For nearly 40 years, Aretha Franklin has been an icon of contemporary pop music, known around the world as the "Queen of Soul." With her extraordinary range and incendiary gospel-inspired phrasing, Franklin exploded onto the music scene in the late 1960s becoming the country's leading female vocalist and one of the first female performers to inject the rhythms and intensity of black gospel music into mainstream pop.
She was raised in Detroit, where her father was a Baptist minister. She sang in the church choir as a child. At 14 she became a soloist in her father's traveling gospel revue and made her first professional recording. The major musical influences during these years were Clara Ward, Mahalia Jackson, and James Cleveland.
She arrived in New York at age 18 and spent the first half of the 1960s appearing on a wide variety of stages, from seamy R&B clubs to concert halls, singing rhythm-and-blues and jazz to predominantly black audiences. It was in 1966, though, when she made her first recordings for Atlantic Records--"an explosive combination of economical songwriting, terse arrangements, and virtuoso, at times histrionic, vocal style" (The New Grove Dictionary of American Music)--that the legend was born. She went to Muscle Shoals, Alabama, to record a series of songs, beginning with "I Never Loved a Man (the Way I Loved You)," that became best-sellers. More hits followed quickly: "Respect," "Baby, I Love You," "A Natural Woman," "Chain of Fools," and "Dr. Feelgood." Gold record followed gold record. In addition, she made a triumphal tour of Europe, where she was hailed as the successor to Bessie Smith. She was honored with Grammy Awards and Billboard magazine named her top vocalist of 1967. That era has now become known as the "golden age of soul," and Aretha Franklin is its defining artist, giving voice to a black sense of identity at the time of the Reverend Martin Luther King, Jr. and the American civil rights movement. "With a spectacular instrument, capable of a cornet's full brassy tone and agility over several octaves, Franklin can translate pride and heartbreak into soaring, diving improvisations" (The Washington Post).
By the mid-'70s Aretha Franklin had six gold albums, 14 gold singles, and eight Grammy Awards.

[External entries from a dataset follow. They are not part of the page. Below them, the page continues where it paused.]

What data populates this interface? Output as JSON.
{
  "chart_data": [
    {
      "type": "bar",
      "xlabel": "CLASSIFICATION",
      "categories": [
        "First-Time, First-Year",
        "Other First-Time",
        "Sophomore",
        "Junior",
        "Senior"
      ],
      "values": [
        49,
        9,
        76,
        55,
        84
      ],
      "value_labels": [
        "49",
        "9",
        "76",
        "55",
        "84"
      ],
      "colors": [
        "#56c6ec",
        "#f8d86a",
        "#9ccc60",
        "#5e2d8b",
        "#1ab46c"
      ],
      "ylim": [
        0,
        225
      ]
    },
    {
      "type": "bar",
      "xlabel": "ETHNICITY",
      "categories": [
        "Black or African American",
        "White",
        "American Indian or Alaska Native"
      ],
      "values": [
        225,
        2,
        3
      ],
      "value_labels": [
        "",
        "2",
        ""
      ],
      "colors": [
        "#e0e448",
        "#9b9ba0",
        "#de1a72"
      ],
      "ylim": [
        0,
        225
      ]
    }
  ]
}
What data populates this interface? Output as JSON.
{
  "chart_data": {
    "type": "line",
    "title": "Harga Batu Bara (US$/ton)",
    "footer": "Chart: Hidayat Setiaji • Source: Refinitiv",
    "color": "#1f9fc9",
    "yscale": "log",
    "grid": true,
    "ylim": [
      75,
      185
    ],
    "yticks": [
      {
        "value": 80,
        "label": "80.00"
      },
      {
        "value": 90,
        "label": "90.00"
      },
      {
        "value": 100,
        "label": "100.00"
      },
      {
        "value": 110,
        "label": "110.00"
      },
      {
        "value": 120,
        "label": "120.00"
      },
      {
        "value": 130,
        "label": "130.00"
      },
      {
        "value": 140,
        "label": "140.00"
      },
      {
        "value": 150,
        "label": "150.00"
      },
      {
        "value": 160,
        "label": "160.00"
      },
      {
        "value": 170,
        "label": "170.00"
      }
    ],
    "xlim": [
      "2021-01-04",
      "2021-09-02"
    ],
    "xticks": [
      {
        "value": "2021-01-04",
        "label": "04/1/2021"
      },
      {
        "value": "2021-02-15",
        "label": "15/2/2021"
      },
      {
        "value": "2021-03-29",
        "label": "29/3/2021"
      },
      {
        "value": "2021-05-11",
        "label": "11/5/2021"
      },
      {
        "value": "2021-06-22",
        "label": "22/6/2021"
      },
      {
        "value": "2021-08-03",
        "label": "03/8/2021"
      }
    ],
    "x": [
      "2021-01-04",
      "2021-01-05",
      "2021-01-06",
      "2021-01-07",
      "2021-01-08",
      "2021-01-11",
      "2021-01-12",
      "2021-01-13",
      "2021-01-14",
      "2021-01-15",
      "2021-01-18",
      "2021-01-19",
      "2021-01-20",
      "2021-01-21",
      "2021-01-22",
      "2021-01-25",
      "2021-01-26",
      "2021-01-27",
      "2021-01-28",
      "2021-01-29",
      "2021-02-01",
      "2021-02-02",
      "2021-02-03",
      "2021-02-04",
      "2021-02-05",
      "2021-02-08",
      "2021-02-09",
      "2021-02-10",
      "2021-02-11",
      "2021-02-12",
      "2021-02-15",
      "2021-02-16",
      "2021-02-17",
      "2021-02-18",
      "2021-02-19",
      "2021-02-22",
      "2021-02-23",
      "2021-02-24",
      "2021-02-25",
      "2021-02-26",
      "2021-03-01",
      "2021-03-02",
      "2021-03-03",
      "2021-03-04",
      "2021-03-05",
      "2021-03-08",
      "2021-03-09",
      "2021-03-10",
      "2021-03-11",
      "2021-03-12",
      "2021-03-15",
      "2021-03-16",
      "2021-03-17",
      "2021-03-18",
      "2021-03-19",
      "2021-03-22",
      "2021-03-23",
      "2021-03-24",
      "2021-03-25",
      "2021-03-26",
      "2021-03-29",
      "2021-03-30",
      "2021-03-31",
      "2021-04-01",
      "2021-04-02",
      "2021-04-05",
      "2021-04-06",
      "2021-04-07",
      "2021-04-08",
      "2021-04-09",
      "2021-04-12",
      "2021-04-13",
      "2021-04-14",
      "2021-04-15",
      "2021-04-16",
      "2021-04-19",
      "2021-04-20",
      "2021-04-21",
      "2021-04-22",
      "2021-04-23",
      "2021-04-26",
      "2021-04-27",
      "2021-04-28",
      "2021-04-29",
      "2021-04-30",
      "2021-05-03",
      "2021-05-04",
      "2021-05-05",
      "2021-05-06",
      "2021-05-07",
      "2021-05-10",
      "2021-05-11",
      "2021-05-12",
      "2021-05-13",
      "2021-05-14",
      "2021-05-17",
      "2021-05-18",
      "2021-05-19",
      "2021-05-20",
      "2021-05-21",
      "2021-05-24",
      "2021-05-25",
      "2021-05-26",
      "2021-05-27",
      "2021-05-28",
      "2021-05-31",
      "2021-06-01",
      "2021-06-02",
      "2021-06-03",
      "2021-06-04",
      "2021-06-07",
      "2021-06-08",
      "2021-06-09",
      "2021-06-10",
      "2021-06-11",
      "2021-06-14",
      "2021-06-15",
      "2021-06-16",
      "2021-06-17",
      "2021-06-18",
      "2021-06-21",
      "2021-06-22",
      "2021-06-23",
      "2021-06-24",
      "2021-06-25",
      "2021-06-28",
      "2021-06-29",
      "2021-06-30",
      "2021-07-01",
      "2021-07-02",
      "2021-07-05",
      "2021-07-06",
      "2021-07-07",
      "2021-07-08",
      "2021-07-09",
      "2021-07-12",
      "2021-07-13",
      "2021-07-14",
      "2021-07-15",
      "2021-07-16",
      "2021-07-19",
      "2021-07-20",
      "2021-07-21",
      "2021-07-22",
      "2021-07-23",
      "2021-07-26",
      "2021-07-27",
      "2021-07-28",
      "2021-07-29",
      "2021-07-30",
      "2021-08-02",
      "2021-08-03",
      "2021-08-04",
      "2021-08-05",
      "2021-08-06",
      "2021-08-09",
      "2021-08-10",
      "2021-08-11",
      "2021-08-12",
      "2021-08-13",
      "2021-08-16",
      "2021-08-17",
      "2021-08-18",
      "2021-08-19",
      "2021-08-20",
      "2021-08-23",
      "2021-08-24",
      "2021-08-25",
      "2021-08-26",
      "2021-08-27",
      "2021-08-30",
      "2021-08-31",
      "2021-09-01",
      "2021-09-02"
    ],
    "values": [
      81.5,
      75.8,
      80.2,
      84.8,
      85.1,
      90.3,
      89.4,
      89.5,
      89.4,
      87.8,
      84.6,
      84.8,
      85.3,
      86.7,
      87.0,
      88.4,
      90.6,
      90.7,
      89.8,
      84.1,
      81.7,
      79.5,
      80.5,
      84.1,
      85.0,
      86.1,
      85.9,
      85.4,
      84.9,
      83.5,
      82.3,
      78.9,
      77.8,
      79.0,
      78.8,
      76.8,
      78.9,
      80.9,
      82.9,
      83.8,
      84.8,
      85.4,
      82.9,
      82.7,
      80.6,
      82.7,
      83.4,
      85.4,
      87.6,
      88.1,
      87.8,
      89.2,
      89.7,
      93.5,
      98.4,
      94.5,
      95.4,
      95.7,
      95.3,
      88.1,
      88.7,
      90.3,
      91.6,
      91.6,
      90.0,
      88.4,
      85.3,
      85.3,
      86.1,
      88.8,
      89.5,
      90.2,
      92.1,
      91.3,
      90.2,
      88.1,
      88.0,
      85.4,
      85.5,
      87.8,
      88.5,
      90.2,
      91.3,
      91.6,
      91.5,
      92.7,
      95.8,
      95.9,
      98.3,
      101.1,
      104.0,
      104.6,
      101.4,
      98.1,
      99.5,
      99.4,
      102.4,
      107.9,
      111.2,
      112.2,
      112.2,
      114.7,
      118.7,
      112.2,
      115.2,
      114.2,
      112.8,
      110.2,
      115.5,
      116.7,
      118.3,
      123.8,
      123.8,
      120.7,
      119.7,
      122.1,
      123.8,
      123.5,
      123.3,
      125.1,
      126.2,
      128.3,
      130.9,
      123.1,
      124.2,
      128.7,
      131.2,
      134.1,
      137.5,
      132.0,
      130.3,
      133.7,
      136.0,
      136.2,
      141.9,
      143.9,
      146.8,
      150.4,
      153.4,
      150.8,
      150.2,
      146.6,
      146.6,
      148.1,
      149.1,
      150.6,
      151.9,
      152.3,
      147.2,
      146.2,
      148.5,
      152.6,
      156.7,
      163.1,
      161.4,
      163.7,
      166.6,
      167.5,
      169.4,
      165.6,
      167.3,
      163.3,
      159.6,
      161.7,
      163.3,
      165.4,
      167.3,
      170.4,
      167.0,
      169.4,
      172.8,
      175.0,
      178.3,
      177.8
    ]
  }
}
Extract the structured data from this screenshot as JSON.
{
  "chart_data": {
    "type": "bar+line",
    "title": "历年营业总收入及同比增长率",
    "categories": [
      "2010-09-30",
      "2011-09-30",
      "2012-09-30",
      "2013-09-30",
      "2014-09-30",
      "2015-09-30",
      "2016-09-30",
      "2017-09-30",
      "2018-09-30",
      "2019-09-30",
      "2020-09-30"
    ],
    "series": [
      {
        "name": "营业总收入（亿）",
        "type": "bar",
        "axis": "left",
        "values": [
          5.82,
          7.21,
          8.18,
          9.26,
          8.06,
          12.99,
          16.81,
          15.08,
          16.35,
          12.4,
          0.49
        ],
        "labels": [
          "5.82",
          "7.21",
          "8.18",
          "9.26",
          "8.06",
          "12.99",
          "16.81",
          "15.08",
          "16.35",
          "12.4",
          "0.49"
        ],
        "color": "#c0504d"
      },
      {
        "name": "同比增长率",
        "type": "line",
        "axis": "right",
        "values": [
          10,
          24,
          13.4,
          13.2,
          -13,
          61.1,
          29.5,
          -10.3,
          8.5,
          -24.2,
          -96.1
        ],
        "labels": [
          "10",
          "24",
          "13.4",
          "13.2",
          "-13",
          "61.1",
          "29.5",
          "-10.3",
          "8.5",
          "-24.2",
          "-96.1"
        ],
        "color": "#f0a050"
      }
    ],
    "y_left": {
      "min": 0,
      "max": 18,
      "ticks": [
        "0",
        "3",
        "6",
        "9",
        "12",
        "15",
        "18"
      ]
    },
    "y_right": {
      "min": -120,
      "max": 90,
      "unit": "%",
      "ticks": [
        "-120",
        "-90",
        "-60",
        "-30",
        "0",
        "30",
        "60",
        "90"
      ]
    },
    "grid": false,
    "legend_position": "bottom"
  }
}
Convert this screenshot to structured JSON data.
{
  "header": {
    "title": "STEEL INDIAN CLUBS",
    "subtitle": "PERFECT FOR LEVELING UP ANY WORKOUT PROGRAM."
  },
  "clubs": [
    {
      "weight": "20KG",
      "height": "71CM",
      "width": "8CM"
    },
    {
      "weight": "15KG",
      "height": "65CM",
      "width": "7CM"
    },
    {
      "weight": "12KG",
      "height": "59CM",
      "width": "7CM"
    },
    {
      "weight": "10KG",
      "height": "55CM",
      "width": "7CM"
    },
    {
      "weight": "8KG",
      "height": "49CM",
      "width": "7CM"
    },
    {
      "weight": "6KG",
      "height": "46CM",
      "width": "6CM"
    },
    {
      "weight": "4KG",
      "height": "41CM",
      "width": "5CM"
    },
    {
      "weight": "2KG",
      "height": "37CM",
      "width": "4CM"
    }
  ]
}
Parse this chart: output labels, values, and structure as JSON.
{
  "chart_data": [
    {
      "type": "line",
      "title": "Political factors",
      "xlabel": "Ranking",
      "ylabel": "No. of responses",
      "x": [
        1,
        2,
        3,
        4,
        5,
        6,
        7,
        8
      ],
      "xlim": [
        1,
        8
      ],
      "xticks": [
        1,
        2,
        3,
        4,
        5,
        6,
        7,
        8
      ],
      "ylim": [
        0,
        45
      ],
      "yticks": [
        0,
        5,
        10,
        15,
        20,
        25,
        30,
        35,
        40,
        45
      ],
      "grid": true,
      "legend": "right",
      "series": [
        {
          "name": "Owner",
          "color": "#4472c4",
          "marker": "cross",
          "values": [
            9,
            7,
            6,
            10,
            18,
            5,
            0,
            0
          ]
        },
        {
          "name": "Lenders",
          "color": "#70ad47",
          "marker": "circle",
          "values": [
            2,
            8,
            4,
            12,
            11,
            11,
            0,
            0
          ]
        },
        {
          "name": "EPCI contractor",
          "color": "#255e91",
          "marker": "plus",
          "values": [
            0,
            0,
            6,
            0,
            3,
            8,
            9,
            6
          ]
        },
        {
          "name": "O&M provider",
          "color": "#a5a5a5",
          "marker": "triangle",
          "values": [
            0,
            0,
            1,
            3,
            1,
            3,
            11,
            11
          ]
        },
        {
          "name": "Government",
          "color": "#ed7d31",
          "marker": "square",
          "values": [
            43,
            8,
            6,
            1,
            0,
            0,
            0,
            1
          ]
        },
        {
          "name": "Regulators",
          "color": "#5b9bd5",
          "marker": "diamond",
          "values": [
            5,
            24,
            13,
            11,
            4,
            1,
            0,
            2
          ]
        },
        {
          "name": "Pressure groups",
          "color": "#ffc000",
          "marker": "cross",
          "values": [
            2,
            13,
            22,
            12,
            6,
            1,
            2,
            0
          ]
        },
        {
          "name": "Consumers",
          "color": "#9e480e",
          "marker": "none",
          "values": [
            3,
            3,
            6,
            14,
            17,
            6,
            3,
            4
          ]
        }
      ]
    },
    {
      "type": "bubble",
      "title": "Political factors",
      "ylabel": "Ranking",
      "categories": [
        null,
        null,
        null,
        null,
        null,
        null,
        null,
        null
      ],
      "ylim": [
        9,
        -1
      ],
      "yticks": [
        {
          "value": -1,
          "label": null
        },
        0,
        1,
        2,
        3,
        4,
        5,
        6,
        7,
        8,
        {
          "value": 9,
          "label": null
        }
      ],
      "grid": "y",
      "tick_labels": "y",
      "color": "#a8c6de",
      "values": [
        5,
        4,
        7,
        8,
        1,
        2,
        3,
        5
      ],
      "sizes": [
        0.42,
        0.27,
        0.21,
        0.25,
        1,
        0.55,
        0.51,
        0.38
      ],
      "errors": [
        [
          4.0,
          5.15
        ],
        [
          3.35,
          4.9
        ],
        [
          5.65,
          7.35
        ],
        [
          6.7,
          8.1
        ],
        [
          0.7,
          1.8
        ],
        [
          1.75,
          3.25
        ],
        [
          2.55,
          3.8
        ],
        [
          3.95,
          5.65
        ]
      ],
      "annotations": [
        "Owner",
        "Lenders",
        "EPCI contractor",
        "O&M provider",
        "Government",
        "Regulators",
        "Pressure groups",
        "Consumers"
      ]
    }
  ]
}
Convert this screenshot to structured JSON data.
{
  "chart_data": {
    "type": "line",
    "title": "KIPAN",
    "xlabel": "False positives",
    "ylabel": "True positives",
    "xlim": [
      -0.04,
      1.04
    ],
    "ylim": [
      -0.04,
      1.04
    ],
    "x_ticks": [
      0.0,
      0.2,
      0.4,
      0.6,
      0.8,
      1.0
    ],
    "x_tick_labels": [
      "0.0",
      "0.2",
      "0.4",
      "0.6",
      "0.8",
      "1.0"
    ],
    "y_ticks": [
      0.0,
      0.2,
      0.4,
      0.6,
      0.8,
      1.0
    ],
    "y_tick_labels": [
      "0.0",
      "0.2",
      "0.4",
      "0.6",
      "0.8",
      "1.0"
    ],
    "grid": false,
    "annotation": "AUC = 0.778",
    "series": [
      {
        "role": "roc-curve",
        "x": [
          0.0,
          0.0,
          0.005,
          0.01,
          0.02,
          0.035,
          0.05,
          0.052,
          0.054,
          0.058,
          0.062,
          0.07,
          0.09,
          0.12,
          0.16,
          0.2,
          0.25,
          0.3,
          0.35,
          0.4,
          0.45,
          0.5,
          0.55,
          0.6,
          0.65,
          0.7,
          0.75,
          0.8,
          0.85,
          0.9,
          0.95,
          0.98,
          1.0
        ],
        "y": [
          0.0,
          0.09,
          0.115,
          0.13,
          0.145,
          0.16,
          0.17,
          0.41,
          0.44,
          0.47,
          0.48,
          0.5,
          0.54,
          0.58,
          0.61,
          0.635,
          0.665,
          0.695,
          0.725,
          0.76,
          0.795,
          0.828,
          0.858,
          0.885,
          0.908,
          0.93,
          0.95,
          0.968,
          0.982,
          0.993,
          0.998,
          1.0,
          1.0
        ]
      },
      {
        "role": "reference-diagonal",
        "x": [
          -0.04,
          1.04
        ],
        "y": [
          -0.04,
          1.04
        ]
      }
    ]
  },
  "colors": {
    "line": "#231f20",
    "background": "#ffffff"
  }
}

She explained the popularity of her recordings by saying, "I look for a good lyric, a good melody, something meaningful. When I go into the studio I put everything into it. Even the kitchen sink."
In 1980 she realized her long-standing ambition to make movies with a knockout performance in The Blues Brothers. Then in 1987 she became the first female performer to be inducted into the Rock and Roll Hall of Fame. She began the '90s with a Grammy Award for Lifetime Achievement.
Her greatest achievement, perhaps, has been the ability to break down boundaries, to appeal to this country's vast range of musical tastes. "Her voice is one of the glories of American music. Lithe and sultry, assertive and caressing, knowing and luxuriant, her singing melts down any divisions between gospel, soul, jazz, and rock" (The New York Times).